Ditadura evangélica: Teocracia!

Ditadura evangélica! Querem transformar o país numa TEOCRACIA! Querem controlar tudo, seu sexo, seu comportamento, o que pode fazer, o que não pode fazer, segundo uma ideia inventada de “pecado” e segundo o “deus” deles (em minúsculo mesmo, tamanha mesquinharia), “deus” que não é dos melhores: até o deus católico ressurge mais progressista hoje em dia em face da mentalidade neopentecostal, isto é, mentalidade fundamentalista, moralista, patriarcalista, racista, homofóbica, fascista.

Crítico aqui a canibalização do mercado musical com tantos góspeis (longe da riqueza musical negra do blues e do soul, para não falar dos sertanejos, que de música caipira já não têm mais nada), critico aqui a canibalização do horário televisivo com tantos pastores, critico aqui os programas de TV que sustentam isso paulatinamente em detrimento da diversidade estética e religiosa, critico o avanço financeiro suspeito dessas igrejas com suas teologias prósperas, critico o não pagamento de tributos e impostos, mas sobretudo critico e denuncio aqueles que, instrumentando-se do Estado supostamente laico, desenvolvem uma agenda que visa legislar e controlar até mesmo a intimidade de todo e qualquer brasileiro e ser humano.

Para os livres-pensadores, todas as religiões operam em maior ou menor grau no cerceamento do ser, no cerceamento de sua potência e libertação. O que dizer então daquelas que pretendem operar a nível nacional, mundial, mesmo naqueles que possuem outra orientação religiosa ou nenhuma orientação? Teocracia.

A bancada evangélica, que só existe por causa das brechas corruptas do ultrapassado sistema político brasileiro e também por ludibriar, através de promessas e através de uma suposta fé, o povo eleitor carente e sempre à margem nos assuntos civis, políticos e sociais do país, é símbolo do atraso histórico, ético, democrático e político.

O “dízimo”, na verdade, esconde por trás uma velha problemática mais urgente da realidade brasileira; não é apenas questão pessoal de fé ou de religião, mas sobretudo esperança e promessa explícitas de salvação da miséria e das dificuldades materiais e financeiras praticamente abandonadas durante séculos pelo poder público e privado, revelando, portanto, que o Brasil precisa ainda solucionar de vez a questão de renda, de moradia, de pobreza, de injustiça, e investir na formação e na educação do indivíduo.

Essa relação dá margem, no entanto, a figuras deprimentes e retrógradas, sustenta seus discursos, mesmo que o chamado “fiel” queira tão somente, na verdade, resolver seus próprios problemas econômicos e espirituais.

Assim como a “bancada do boi” (ruralistas da injustiça, da concentração, da centralização) e a “bancada da bala” (extremistas da direita do discurso manipulador da “segurança nacional”), a “bancada da bíblia” também ganhou força no Brasil pós-farsa do impeachment, como era de se esperar.
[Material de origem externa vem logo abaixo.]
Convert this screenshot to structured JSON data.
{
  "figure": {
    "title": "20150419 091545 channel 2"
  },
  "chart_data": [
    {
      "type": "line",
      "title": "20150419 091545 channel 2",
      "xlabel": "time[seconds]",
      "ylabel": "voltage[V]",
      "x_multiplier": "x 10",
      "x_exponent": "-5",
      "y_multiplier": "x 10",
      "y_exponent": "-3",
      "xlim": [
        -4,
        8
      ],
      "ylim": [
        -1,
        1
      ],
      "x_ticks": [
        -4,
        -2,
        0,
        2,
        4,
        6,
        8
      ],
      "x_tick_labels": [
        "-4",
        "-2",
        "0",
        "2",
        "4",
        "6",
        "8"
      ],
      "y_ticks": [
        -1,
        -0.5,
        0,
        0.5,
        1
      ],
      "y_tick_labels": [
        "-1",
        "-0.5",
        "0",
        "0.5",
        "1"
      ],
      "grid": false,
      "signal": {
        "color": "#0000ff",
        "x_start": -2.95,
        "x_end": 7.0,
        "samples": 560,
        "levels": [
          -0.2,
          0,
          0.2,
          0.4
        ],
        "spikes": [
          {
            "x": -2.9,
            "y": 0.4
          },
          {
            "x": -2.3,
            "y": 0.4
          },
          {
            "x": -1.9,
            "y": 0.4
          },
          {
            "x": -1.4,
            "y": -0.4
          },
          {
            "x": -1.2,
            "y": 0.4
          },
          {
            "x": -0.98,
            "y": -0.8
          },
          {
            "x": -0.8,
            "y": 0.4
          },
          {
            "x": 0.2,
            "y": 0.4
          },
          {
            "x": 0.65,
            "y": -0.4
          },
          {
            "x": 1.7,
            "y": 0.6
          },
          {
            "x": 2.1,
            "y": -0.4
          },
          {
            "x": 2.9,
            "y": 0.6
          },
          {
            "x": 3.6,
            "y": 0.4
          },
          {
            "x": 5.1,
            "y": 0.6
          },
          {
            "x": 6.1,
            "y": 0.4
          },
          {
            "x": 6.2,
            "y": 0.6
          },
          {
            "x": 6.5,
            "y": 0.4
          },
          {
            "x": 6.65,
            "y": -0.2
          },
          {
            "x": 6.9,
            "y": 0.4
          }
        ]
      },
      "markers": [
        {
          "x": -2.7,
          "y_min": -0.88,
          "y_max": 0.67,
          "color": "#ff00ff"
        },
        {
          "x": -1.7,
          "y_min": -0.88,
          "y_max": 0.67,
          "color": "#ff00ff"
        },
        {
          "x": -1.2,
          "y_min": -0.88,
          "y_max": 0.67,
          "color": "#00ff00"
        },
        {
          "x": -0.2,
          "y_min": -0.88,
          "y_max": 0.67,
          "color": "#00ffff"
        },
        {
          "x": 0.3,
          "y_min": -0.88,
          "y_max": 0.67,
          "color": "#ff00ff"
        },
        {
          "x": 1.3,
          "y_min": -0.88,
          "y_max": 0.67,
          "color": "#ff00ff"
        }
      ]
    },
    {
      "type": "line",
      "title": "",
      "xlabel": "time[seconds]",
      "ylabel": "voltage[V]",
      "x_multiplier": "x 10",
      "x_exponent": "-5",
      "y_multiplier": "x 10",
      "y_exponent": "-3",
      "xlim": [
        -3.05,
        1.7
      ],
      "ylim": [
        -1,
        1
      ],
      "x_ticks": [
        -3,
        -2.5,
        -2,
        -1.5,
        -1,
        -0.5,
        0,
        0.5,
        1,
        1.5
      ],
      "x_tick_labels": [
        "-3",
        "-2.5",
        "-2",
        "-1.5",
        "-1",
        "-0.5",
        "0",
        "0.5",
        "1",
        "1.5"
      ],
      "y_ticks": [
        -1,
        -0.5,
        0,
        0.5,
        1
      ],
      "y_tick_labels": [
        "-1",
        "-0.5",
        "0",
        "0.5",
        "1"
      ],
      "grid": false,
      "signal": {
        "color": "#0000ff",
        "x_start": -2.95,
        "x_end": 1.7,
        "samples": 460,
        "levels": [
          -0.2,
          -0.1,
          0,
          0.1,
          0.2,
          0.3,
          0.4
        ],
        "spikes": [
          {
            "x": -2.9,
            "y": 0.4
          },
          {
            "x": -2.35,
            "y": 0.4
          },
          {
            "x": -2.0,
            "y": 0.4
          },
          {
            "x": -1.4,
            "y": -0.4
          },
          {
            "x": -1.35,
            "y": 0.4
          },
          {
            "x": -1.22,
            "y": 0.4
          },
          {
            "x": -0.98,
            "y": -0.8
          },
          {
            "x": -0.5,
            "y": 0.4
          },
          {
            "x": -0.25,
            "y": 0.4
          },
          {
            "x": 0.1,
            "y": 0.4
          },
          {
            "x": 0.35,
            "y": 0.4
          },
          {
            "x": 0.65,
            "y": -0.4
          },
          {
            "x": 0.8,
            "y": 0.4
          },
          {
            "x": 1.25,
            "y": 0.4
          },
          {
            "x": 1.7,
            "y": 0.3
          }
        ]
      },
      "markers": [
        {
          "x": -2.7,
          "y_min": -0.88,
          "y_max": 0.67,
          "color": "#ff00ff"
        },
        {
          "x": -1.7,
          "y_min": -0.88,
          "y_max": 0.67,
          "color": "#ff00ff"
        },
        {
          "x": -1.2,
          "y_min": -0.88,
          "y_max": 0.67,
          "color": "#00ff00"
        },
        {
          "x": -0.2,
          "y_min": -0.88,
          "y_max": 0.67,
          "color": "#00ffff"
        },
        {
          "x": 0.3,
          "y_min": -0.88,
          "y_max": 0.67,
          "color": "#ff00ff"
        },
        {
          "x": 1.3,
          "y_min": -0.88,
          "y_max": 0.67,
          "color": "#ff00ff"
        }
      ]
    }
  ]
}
Como numa ditadura descarada, derrubaram um governo e assumiram o poder sem qualquer diálogo com a sociedade.

Não há desprezo suficiente para fundamentalistas; dada a biodiversidade do brasileiro e do Homem, dada a multiplicidade das identidades nacionais e mundiais, são automaticamente FRACASSADOS em suas irrisórias tentativas ideologicamente monolíticas e monológicas, autoritárias, mesmo que queiram usar a força da lei ou do Estado.

Esse é o perigo — usar a força da lei e do Estado, para fins insustentáveis no plano da múltipla e diversa liberdade coletiva e individual, na tarefa de silenciar, censurar, denunciar a expressão e a liberdade, na tarefa de diminuir, perseguir, tática fascista.

O Senado, como sabemos, costuma engavetar ou não dar vazão às movimentações absurdas dessa parcela fundamentalista do Congresso, quando eles conseguem levar um projeto do tipo à frente, mas elas devem também ser combatidas de frente através dos valores democráticos, para que essas atuações sejam absolutamente reordenadas e substituídas em projetos e agendas mais positivas e realmente primordiais, num sentido amplo e coletivo de avanço social, a favor da extinção da miséria e da ampliação de direitos, por exemplo.

Reordenação, substituição, de quadro, já!

Como? Na rua, no texto, na crítica, no debate, mas não só. A juventude progressista deve entrar em peso na política estrito senso com seus próprios projetos bem formulados. Cada vez mais. Querer governar. Se candidatar. A favor de conquistas de transformação paralelas aos interesses mesquinhos de evangelo-fascistas, ruralistas, reacionários e conservadores.